After DeMore’s “aha” moment in the operating room, she formed a strong working partnership with students and faculty at Clemson to bring this invention from idea to fruition.
It began with a phone call to Dean, whom DeMore had met at an innovation symposium in Charleston, S.C. in 2015. “I explained the issue to her and asked if it would be possible to develop some type of metal detector that could detect titanium,” DeMore recalled.
Dean brought the problem to students in her bioinstrumentation class, and—in collaboration with DeMore—they joined forces to find answers.
“Nancy knows how to explain the issues and problems to folks from lots of disciplines, and it’s sometimes hard to communicate between engineers and medical people,” Dean said. “She also is open to ideas and viewpoints, which has allowed the project to change a bit and be more effective from earlier versions.”
The students blended their expertise of engineering principles with DeMore’s knowledge of the medical environment. After the development of several versions, the collaborators eventually arrived at an initial prototype working as a proof of concept in the lab.
“Besides coming up with the first idea, Nancy is the one who has been pitching and getting the project moving beyond just a cute student project,” Dean said. “We got the initial prototype working, but there are many steps necessary between that and a viable product that can impact patient care. Nancy has been the one championing the project, getting the clinical perspective and support, and drumming up some seed funding to make the project successful.”
Their combined efforts have paid off. In August 2016, DeMore and Clemson colleagues filed for a patent on the detector. The hope is to obtain FDA approval and conduct clinical trials, and potentially for this product to be available for use on the market in the future, she said.
“If it works in the clinic, it really has the ability to revolutionize breast surgery,” DeMore said.

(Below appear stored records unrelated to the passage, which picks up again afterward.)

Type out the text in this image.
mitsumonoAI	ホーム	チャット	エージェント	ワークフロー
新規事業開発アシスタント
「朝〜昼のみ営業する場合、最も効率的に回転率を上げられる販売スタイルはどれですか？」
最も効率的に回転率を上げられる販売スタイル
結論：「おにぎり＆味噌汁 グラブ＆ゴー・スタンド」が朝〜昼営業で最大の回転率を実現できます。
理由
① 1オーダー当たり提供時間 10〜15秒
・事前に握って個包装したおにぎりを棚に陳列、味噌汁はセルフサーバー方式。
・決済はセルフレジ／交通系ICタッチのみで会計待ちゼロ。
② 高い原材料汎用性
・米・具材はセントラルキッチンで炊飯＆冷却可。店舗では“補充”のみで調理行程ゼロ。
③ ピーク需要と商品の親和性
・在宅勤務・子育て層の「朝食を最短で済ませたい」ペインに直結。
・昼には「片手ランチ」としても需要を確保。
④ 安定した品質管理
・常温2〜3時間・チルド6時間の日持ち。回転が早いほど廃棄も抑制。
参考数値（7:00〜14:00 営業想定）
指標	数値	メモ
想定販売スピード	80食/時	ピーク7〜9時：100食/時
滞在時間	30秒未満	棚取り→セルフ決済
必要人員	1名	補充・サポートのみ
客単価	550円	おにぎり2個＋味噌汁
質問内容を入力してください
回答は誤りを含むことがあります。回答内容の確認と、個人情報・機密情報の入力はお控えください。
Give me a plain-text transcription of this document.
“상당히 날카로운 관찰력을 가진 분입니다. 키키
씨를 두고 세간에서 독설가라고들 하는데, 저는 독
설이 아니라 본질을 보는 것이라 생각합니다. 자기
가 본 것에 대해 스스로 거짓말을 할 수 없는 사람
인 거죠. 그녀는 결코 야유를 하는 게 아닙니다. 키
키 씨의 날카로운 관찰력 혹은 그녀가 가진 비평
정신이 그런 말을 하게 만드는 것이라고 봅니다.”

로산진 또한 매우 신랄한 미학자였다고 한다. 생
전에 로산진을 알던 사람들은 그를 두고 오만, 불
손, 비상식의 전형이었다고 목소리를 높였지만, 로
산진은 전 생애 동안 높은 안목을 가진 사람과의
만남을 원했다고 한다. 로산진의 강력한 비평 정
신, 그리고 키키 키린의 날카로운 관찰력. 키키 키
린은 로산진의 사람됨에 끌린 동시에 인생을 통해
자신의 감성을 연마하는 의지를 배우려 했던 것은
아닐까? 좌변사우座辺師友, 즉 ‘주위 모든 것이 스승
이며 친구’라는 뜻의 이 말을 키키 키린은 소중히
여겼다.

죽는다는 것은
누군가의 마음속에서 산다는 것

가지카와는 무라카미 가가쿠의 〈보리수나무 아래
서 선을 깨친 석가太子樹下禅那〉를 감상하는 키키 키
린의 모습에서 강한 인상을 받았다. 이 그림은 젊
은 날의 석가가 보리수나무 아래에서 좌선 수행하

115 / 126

The prototype of the metal detector is gaining attention, and awards, among surgeons, innovators and other players in the medical industry.
DeMore presented the innovation at the Charleston Southeast Medical Device Association Pitch Rounds competition—an event sponsored by MUSC and the Foundation for Research and Development in April 2017, and won first place.
Also, the invention impressed members of the Society of Surgical Oncology. DeMore presented the metal detector at the association’s annual cancer symposium in Seattle in March, and it was awarded first place in the “Innovations in the Operating Room” competition.
In the meantime, her work to improve clinical care and treatment as a doctor and researcher is far from over.
“Nancy is truly a clinician-inventor,” Dean said. “She is very innovative and comes up with great ideas that are grounded in clinical needs. This is just the beginning.”